Famílias Realizam Ritos Fúnebres Sem Corpos no Nepal Após Devastadora Avalanche no Himalaia

Em meio à dor e à incerteza, famílias no Nepal realizaram nesta quarta-feira (2) cerimônias fúnebres simbólicas para parentes ainda desaparecidos após a avalanche de lama e detritos que devastou vilarejos no Himalaia há uma semana. A tragédia, ocorrida em 26 de agosto, deixou um rastro de destruição e um número crescente de mortos e desaparecidos.

Apesar dos dias de busca intensa em abrigos e necrotérios, muitos corpos permanecem submersos pelos escombros. Diante da impossibilidade de realizar os ritos tradicionais, os familiares optaram por despedidas simbólicas, como a queima de efígies de palha, em uma tentativa de honrar e dar paz às almas de seus entes queridos.

Conforme informações divulgadas por autoridades, a avalanche, causada pelo colapso de uma geleira, atingiu áreas do Nepal e da China, resultando em ao menos 1.204 mortos e 4.216 desaparecidos. As buscas por sobreviventes, no entanto, continuam, com esperança focada em túneis de centrais hidrelétricas atingidas pela enxurrada, onde acredita-se que alguns possam ter encontrado refúgio.

Esperança em Meio aos Escombros: Busca por Sobreviventes em Túneis Hidrelétricos

A usina hidrelétrica de Rasuwagadhi, localizada a cerca de 5 km da fronteira com a China, tornou-se um dos principais focos das equipes de resgate. Autoridades da Autoridade de Eletricidade do Nepal indicam que 46 pessoas poderiam estar presas em um túnel. “Estamos muito confiantes de que devem estar vivas depois de uma semana porque têm comida e água”, afirmou Amhsu Kiran Shahi à agência Reuters, demonstrando otimismo.

Até o momento, socorristas recuperaram corpos em túneis bloqueados pela lama, mas os trabalhos de escavação e remoção de toneladas de escombros persistem na tentativa de alcançar possíveis sobreviventes. Um total de 279 pessoas já foram resgatadas de projetos hidrelétricos afetados pela inundação.

O ministro das Relações Exteriores do Nepal, Shisir Khanal, ecoou a esperança, declarando: “Milagres acontecem. No momento, não quero perder completamente a esperança.” A colaboração internacional, com especialistas da Índia, China, Coreia do Sul e Austrália, intensifica os esforços de resgate.

Mudanças Climáticas e a Escalada de Riscos no Himalaia

A dimensão da destruição gerou indignação no Nepal, um país rural com recursos limitados para lidar com catástrofes de tal magnitude. O primeiro-ministro nepalês, Balendra Shah, classificou a tragédia como um “sinal sério de que os riscos na região do Himalaia estão aumentando na mesma proporção das mudanças climáticas.”

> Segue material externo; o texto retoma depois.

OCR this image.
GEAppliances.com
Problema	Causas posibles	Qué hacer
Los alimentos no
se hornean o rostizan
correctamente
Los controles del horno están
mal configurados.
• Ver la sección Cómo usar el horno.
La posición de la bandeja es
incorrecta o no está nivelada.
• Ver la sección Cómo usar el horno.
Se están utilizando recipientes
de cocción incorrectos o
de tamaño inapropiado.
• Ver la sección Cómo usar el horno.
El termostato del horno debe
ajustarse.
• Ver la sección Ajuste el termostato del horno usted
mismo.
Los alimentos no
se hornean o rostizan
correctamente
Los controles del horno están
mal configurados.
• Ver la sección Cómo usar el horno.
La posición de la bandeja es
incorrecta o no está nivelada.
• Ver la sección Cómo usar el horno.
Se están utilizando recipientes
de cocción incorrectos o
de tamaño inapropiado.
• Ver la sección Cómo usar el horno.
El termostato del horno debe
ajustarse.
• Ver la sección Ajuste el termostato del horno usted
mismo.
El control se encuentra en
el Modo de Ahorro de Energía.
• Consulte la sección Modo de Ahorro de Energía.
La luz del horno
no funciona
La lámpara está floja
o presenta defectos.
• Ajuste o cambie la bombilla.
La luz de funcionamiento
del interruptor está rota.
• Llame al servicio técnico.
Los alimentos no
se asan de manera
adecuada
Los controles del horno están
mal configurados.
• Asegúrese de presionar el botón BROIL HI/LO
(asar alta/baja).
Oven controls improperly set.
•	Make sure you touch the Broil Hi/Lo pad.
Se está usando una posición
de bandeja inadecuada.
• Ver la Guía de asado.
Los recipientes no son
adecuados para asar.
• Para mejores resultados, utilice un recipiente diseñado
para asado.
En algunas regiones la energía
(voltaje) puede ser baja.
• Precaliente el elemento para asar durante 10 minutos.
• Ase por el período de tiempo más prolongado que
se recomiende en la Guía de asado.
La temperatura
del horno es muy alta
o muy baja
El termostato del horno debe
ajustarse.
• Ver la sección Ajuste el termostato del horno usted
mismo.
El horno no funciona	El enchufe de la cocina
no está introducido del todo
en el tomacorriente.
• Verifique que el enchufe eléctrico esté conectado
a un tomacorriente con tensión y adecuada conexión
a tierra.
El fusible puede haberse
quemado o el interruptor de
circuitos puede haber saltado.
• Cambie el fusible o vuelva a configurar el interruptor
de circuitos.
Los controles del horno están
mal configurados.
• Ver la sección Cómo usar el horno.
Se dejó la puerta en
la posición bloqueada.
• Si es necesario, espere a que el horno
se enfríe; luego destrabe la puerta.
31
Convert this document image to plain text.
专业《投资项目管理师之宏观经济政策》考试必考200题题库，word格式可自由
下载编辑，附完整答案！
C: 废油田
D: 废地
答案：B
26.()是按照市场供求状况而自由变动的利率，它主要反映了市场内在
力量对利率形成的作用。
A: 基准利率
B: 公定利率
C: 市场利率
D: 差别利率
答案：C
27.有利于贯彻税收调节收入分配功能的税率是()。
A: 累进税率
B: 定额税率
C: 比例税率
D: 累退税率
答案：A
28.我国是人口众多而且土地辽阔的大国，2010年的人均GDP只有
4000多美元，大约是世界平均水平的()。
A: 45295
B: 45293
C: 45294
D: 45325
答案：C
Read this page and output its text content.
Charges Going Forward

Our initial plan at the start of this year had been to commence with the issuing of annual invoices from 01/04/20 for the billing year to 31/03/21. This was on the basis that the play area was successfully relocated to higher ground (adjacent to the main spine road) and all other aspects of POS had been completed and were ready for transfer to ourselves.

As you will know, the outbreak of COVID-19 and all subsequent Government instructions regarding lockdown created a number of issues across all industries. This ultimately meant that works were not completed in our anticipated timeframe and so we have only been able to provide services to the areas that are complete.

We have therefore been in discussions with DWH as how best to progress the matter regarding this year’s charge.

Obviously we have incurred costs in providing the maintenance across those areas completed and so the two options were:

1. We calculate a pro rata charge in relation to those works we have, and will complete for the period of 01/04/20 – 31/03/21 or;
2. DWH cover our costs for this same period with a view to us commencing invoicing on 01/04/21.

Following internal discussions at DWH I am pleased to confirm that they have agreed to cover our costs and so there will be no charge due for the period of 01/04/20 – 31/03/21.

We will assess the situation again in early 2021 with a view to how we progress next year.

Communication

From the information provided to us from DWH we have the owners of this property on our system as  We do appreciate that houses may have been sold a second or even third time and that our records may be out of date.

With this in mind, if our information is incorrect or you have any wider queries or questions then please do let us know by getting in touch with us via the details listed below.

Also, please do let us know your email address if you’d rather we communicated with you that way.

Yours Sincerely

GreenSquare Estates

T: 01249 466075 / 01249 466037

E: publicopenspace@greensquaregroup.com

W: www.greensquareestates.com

Cientistas alertam que o Himalaia, a maior cordilheira do mundo, está aquecendo rapidamente devido ao aumento das temperaturas globais, acelerando o derretimento das geleiras. “As mudanças climáticas são um problema global e a resposta aos desastres também é uma responsabilidade global”, ressaltou Shah nas redes sociais.

Desafios Políticos e Econômicos Agravam a Crise no Nepal

A catástrofe ocorre em um contexto de dificuldades políticas e econômicas no Nepal, que completa um ano de protestos contra a corrupção e uma economia debilitada. Com os necrotérios lotados, autoridades iniciaram o enterro de centenas de corpos não identificados após exames de DNA.

Entre os desaparecidos, mais de 800 são estrangeiros de mais de 30 países, incluindo turistas e peregrinos. Pelo menos 17 corpos encontrados em rios na Índia também podem ser vítimas da avalanche, segundo suspeitas das autoridades.

Escala Monumental da Destruição e Restrições na China

Uma estimativa preliminar da ONU aponta que o desastre gerou pelo menos 2,2 milhões de toneladas de detritos, o equivalente ao peso de seis edifícios Empire State. Na China, jornalistas estrangeiros enfrentam restrições para cobrir a situação no Tibete, com o governo controlando rigorosamente o acesso à informação, o que gerou questionamentos de grupos de defesa do Tibete no exílio.